Oracle falls 7% after company reduced visibility into its cloud business

  • Oracle no longer reports cloud software, infrastructure and platform as a service revenue.
  • The changes were a factor in some analysts revising their estimates for the company.
Mark Hurd, CEO of Oracle.
Adam Jeffery | CNBC
Mark Hurd, CEO of Oracle.

Oracle surprised analysts on Tuesday when it provided less insight than usual into its growing cloud business in its quarterly earnings statement, and now some analysts are raising concerns.

Cloud represents a growth opportunity for Oracle, which gets much of its revenue by selling software that's meant to run in companies' data centers. The situation is similar at other enterprise software companies, like IBM and Microsoft.

Oracle faces formidable competitors in the cloud — including Amazon, Google and Salesforce — and in the past few quarters, the public has been able to see how fast Oracle's cloud business is growing in different markets. That will be harder to do now, as Oracle stopped specifying revenue for important segments like cloud platform as a service and infrastructure as a service, along with cloud software as a service.

"While we continue to believe the cloud transition is progressing and will be positive for results, we believe that this change frankly does not help investors or the story," Bernstein analysts led by Mark Moerdler wrote in a note to clients on Wednesday. "Software is moving to the cloud, and without explicit, easy to understand, non-changing data, it is going to be difficult for investors to correctly appraise the more valuable recurring Cloud businesses."

Executives did say that Oracle produced $1.7 billion in total cloud revenue in its fiscal fourth quarter.
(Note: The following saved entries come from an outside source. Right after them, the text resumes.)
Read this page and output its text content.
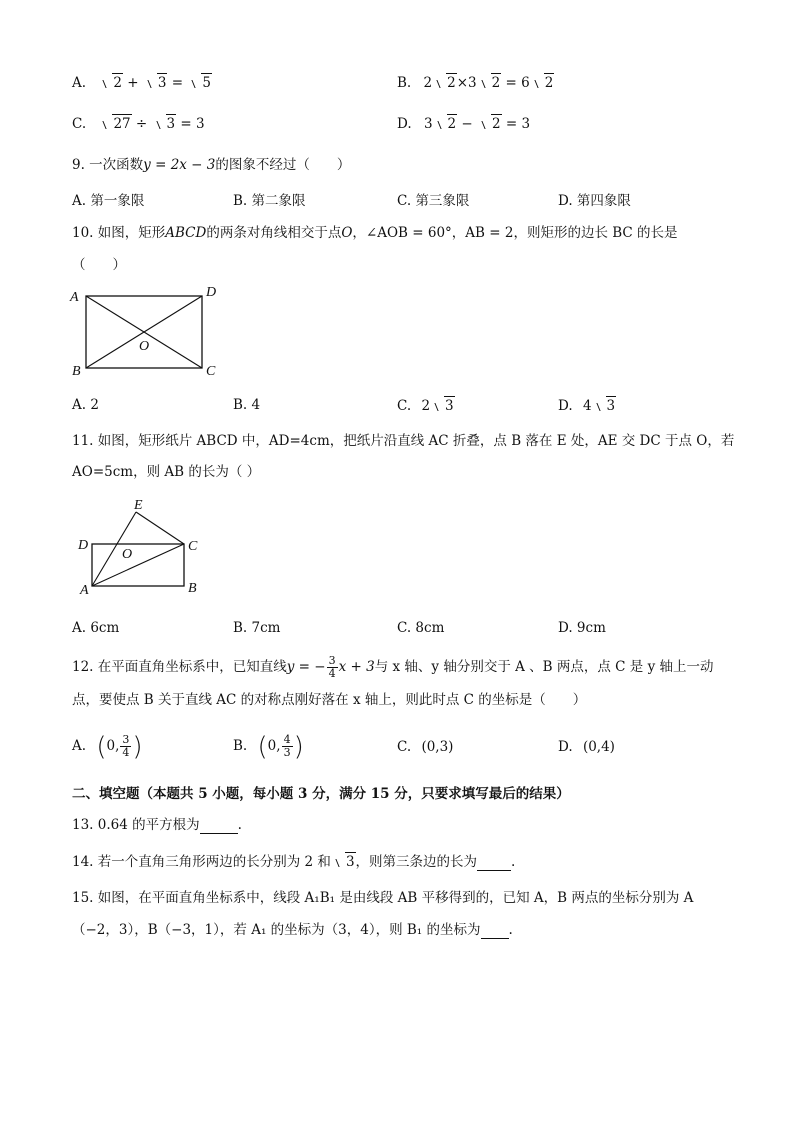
A. 2 + 3 = 5	B. 2 2×3 2 = 6 2
C. 27 ÷ 3 = 3	D. 3 2 − 2 = 3
9. 一次函数y = 2x − 3的图象不经过（　　）
A. 第一象限	B. 第二象限	C. 第三象限	D. 第四象限
10. 如图，矩形ABCD的两条对角线相交于点O，∠AOB = 60°，AB = 2，则矩形的边长 BC 的长是
（　　）
A	D
B	C
O
A. 2	B. 4	C. 2 3	D. 4 3
11. 如图，矩形纸片 ABCD 中，AD=4cm，把纸片沿直线 AC 折叠，点 B 落在 E 处，AE 交 DC 于点 O，若
AO=5cm，则 AB 的长为（ ）
E
D	C
O
A	B
A. 6cm	B. 7cm	C. 8cm	D. 9cm
12. 在平面直角坐标系中，已知直线y = − $\frac{3}{4}$ x + 3与 x 轴、y 轴分别交于 A 、B 两点，点 C 是 y 轴上一动
点，要使点 B 关于直线 AC 的对称点刚好落在 x 轴上，则此时点 C 的坐标是（　　）
A. (0, $\frac{3}{4}$ )	B. (0, $\frac{4}{3}$ )	C. (0,3)	D. (0,4)
二、填空题（本题共 5 小题，每小题 3 分，满分 15 分，只要求填写最后的结果）
13. 0.64 的平方根为	.
14. 若一个直角三角形两边的长分别为 2 和 3，则第三条边的长为	.
15. 如图，在平面直角坐标系中，线段 A₁B₁ 是由线段 AB 平移得到的，已知 A，B 两点的坐标分别为 A
（−2，3），B（−3，1），若 A₁ 的坐标为（3，4），则 B₁ 的坐标为 .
But Stifel analysts led by Brad Reback said in a Tuesday note that they simply couldn't figure out how much software, infrastructure and platform as a service — known as SaaS, IaaS and PaaS — contributed.

"While Oracle's stable maintenance base is a cash cow, we believe the company is rapidly losing share in the most interesting areas (PaaS/IaaS) of infrastructure software," they wrote.

But then again, it's hard to know for sure, because the numbers aren't public anymore.

That reduction was a factor in Piper Jaffray analysts led by Alex Zukin lowering their target multiple for Oracle in their Wednesday note. And Evercore analysts led by Kirk Materne on Wednesday pointed to the move to obscure the SaaS business when they lowered their price target on Oracle stock from $57 to $53.

Taken together, the changes "attempt to shift the narrative away from the cloud," JMP analysts Patrick Walravens and Mathew Spencer said in their Wednesday note.

Oracle traded 7 percent lower on Wednesday.